Por eso creo que hay que filmar “Nadie nada nunca” como una pesadilla. Como una pesadilla de la que no se sale, sin afuera y sin adentro, y que para ello es clave la idea de inminencia. Cuando el Gato Garay le cuenta a Elisa que se internó en el campo, ella muestra su terror: “El campo, dice, y sobre todo de día, a la luz del sol le produce pánico. Siempre tiene la impresión de que entre los yuyos se oculta algoalgo que no espera otra cosa que la llegada de algún caminante para ponerse en evidencia”. Y unos párrafos más adelante: “¿Y de dónde viene, le pregunto a Elisa, sin mirarla, vuelto hacia el patio de tierra, de dónde viene ese miedo a encontrar, en el campo, precisamente en el campo, esos cuerpos olvidados que se deshacen a la intemperie? No sabe. No sabe, dice, pero es así. Ya empieza a ser difícil discernir, de un modo nítido, en la penumbra, sus gestos”. Algo puede sobrevenir en cualquier momento, en el río, los pastizales o en un balcón de una calle desierta de pueblo. Eso que puede aparecer, constituye siempre una amenaza y provoca terror porque pone en riesgo la vida y la percepción. Lo inminente es la fuente de la inquietud.

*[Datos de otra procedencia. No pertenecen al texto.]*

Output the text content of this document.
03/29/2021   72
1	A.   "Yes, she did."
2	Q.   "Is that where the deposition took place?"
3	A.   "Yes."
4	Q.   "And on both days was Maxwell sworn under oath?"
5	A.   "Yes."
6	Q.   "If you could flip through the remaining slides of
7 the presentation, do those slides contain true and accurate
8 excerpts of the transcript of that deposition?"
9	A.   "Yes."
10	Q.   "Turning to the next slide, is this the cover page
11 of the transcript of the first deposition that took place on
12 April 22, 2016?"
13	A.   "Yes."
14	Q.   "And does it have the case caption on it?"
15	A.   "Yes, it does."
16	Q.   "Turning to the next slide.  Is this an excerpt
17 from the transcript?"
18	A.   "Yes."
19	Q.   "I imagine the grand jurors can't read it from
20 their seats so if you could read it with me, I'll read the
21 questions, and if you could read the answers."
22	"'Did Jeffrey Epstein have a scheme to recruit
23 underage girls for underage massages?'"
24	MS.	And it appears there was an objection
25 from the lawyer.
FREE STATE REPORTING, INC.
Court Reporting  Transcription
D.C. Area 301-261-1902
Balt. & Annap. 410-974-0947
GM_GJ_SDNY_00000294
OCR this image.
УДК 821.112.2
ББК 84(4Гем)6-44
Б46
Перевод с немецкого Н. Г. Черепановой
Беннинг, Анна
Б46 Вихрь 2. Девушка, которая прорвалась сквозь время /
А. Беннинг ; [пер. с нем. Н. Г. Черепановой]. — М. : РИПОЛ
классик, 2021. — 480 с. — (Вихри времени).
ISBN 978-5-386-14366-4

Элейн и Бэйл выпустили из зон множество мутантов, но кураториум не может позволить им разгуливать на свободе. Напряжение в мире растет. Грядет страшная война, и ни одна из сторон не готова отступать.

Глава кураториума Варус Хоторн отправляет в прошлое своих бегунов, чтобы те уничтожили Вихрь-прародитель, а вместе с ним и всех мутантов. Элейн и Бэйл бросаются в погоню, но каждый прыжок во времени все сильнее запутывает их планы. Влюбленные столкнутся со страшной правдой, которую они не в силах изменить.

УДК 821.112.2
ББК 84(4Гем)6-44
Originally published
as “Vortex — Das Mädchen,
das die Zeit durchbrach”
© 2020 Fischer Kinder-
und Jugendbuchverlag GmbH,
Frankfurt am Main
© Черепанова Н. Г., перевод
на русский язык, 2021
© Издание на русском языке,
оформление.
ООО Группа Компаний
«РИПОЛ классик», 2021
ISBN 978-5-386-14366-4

“El tiempo comienza a tener aroma cuando adquiere una duración, cuando cobra una tensión narrativa o una tensión profunda, cuando gana en profundidad y amplitud, en espacio.”, dice el coreano Byung-Chul Han en su libro “El aroma del tiempo”Cuando empecemos a trabajar con el grupo, en esa comunidad de acciones, fácticas y sensibles, que constituyen la realización de una película, me gustaría plantear antes que nada la idea de inquietud y discutir las estrategias de lenguaje que elegiremos para construir la experiencia particular del tiempo de la película que empezamos a imaginar. Para ello.nos preguntaremos si el sentido del horror que trae el futuro se vuelve pesadilla por la memoria del horror, la de los personajes y la nuestra. Tenemos que saberlo para filmar. Indagar en esa memoria para darle carácter a la amenaza que habla desde el futuro. Empezaremos a pensar en estas cosas y a buscar algunas respuestas en la materia del cine. Pensaremos entonces en la luz irreal de febrero, en los cuerpos en el agua y en el sexo, en los cuerpos desgarrados de los caballos. Y también en los intersticios entre los planos, y la relación de la imagen visual con la imagen sonora, y en lo ominoso que avanza desde el futuro, es decir desde el fuera de campo. Nos preguntaremos una y otra vez cómo se filma esta pesadilla junto al río. Y esa pregunta nos deberá llevar a esta otra: ¿cuál es el aroma particular del tiempo que imanta todo en la película que imaginamos? Esa será nuestra vigilia: la atención puesta sobre el lenguaje para reponer la experiencia particular que está en el origen: esa inquietud y no otra.

Gustavo Fontán / Copyleft 2020

Nota del editor: elegí para el encabezado del texto del autor, un fotograma de un viejo film de Terence Davies, porque no es otra cosa que la condensación de un sueño-pesadilla de ese estadio al que llamamos infancia. El texto empieza ahí, pasa por la literatura y termina en el cine.